Akibatnya, jabatan ini ramai-ramai dihindari warga. Setiap suksesi RT/RW tiba, orang mencari-cari cara agar tidak terpilih sebagai ketua RT/RW yang biasanya melalui mekanisme “pemaksaan sosial”.
Problematika ini nyata, massif, dan kronis. Ironisnya hal ini kurang diperhatikan pemerintah. Hanya beberapa pemda seperti DKI Jakarta dan Kota Surabaya yang memperlakukan RT/RW secara serius, misalnya dengan profesionalisasi RT/RW.
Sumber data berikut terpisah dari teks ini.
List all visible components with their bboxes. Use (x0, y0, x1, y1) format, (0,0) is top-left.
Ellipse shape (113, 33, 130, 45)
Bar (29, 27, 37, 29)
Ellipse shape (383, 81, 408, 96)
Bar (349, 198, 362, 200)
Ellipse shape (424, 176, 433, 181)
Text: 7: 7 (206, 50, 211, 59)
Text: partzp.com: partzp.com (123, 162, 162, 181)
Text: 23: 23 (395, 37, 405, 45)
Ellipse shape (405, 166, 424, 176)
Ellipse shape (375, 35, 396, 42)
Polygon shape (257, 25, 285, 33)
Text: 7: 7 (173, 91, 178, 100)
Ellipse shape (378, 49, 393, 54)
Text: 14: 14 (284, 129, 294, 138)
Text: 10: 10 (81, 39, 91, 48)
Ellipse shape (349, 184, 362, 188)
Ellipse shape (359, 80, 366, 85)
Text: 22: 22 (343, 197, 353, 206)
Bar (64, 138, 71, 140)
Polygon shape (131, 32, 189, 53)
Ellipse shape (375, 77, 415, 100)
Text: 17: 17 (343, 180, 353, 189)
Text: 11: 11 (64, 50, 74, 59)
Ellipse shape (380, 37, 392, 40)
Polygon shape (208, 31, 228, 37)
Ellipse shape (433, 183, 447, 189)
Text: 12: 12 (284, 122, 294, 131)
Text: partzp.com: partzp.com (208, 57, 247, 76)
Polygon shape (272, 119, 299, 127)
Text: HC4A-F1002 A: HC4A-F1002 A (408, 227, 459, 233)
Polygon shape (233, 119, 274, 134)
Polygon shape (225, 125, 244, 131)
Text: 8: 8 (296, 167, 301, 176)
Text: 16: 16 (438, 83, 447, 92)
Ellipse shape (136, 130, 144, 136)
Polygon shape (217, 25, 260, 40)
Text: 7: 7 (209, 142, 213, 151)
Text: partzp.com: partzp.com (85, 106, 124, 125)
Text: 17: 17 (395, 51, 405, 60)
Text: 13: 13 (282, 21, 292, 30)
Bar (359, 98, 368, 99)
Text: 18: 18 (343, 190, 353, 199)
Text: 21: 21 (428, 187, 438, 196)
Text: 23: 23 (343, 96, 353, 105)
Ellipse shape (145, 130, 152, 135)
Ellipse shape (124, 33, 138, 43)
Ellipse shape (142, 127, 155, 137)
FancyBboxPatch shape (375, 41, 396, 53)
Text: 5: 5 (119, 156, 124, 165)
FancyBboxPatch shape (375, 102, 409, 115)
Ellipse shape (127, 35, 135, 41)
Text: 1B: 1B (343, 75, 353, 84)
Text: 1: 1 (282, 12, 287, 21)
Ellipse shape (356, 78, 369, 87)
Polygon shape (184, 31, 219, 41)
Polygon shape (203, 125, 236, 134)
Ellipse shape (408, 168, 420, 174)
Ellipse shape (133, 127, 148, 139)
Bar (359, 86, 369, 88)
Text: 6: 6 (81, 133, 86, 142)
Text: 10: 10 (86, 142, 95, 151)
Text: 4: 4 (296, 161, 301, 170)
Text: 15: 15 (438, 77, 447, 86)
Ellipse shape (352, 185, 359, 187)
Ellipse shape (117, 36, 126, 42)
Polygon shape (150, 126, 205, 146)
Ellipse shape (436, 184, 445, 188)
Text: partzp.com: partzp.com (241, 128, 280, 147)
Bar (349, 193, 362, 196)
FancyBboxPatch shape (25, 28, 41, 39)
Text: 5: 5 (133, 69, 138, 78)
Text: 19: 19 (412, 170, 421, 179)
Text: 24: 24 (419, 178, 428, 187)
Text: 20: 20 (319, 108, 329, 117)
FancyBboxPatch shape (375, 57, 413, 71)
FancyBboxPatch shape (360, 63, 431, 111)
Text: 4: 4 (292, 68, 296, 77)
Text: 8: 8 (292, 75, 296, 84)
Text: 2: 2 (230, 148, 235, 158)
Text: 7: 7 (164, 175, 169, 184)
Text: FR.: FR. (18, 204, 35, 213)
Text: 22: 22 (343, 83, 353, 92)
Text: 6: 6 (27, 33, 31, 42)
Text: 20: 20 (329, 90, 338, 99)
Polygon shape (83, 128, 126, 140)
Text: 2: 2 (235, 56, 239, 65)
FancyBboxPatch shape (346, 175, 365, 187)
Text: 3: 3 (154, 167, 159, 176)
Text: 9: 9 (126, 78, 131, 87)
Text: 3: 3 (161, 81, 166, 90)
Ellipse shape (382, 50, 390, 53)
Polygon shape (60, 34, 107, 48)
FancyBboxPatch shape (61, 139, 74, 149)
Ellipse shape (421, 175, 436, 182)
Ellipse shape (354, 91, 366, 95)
Namun, umumnya lembaga ini secara sosial kurang diperhatikan dan cenderung dilecehkan. Lihatlah stereotip pengurus RT/RW yang suka melakukan pungli dan (maaf) bloon serta konyol dalam sinetron, filem, atau iklan televisi.
Karena itu, jika RT/RW tetap dibutuhkan, Pemerintah perlu merevisi dan mereposisikannya secara tepat. Ada tiga poin yang perlu diperhatikan.
Pertama, penegasan status kelembagaan (swakarsa masyarakat ataukah biro pemerintahan); kedua, kejelasan aturan kelembagaan (tanggung jawab, perimbangan hak dan kewajiban, penghargaan yang layak, pedoman kerja dll.); ketiga, peningkatan kapasitas pengurus RT/RW. Saya persilakan Badan Perwakilan Desa, DPRD, DPR bersama pemerintah memikirkannya!